Before-and-after photos of facelifts are irresistible rabbit holes at any hour, but what's actually happening beneath the skin when we age remains largely misunderstood. Dr. Carl Truesdale, a facial plastic surgeon specializing in deep plane facelifts and procedures for skin of color, recently sat down to separate fact from the endless skincare marketing noise.
The biggest misconception, he argues, is that serums and facial exercises can stop aging altogether. That's not how biology works. "Aging is natural, and it's not about trying to stop it," Truesdale explains.
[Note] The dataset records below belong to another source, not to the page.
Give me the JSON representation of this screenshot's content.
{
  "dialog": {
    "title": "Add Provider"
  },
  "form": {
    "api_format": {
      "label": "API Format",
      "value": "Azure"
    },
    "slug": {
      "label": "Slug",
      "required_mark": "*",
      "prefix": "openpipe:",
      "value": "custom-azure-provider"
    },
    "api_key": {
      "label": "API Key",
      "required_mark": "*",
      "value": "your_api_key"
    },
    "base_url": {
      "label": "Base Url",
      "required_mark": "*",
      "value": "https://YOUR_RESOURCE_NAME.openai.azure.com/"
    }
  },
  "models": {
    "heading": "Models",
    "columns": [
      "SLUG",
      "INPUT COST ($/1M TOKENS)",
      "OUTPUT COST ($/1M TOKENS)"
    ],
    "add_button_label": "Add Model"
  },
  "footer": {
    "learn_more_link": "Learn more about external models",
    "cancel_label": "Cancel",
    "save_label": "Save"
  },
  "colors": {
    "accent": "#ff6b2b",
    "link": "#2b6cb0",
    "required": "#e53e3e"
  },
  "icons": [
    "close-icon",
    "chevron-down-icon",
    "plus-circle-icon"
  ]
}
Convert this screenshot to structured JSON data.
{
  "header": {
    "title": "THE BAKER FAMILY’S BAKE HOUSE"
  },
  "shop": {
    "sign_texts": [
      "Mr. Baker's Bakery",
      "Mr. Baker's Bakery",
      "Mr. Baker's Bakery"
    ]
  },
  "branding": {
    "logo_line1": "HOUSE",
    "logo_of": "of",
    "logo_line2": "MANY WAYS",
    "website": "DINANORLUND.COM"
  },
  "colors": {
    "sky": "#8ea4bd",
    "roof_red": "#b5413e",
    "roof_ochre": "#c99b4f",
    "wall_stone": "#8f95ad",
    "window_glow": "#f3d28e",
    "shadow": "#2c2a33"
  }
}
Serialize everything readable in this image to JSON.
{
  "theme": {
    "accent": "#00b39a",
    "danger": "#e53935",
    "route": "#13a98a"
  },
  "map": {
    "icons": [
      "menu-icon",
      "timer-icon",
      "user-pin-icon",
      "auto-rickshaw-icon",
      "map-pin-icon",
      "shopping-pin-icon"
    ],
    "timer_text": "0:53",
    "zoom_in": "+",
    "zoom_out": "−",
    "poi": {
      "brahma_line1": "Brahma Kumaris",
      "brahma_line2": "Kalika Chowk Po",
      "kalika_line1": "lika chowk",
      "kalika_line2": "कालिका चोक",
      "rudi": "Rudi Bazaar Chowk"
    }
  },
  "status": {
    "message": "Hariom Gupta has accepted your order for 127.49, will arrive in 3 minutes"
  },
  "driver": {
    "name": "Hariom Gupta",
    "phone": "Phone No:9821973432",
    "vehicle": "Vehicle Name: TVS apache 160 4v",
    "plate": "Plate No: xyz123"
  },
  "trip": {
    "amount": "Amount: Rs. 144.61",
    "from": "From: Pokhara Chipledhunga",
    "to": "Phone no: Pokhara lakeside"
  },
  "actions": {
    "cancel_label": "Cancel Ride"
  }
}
Instead, the real conversation should center on how people want to feel about their own appearance, whatever that means to them individually.
What most people don't realize is that the visible signs of aging start much deeper than the surface. Your eye sockets actually widen as you age, your cheekbones recede, and your jawbone shrinks. Add in the cliff dive in collagen production that happens around 40, and no topical product can reverse what's happening at the bone level. No amount of expensive serum penetrates that far.
The eyes are usually the first casualty. Fine lines, mild sagging, and hooding tend to show up there before anywhere else on the face. The mouth and jawline follow close behind. Hormonal shifts, particularly the estrogen fluctuations during perimenopause and menopause, can accelerate the process dramatically, creating what feels like a sudden jump rather than a gradual fade.
Truesdale also weighs in on some of the trendy interventions circulating through wellness circles. GLP-1 drugs and rapid weight loss, for instance, don't give skin time to adjust. The result is often increased skin laxity, especially in the neck area. A slower approach to weight loss is gentler on facial structure over time. If you're making changes to your body, giving your skin the chance to keep pace actually matters.
One industry secret that rarely surfaces: filler doesn't disappear as quickly as most practitioners claim. Truesdale has seen filler show up on surgical scans a decade after injection, sometimes persisting for up to 20 years. That's far longer than the year-or-so timeline commonly quoted to patients.
He's also skeptical of certain trendy procedures like jawline threads or cannula-based tightening treatments. These offer only temporary fixes and can complicate future surgical work. Quick fixes, he suggests, often create headaches down the line.
The overarching message: know your family's aging patterns, stay curious about what's actually changing in your face, and make decisions with full awareness of what you're getting into. Aging happens. The question isn't whether to prevent it entirely, but how to navigate it thoughtfully.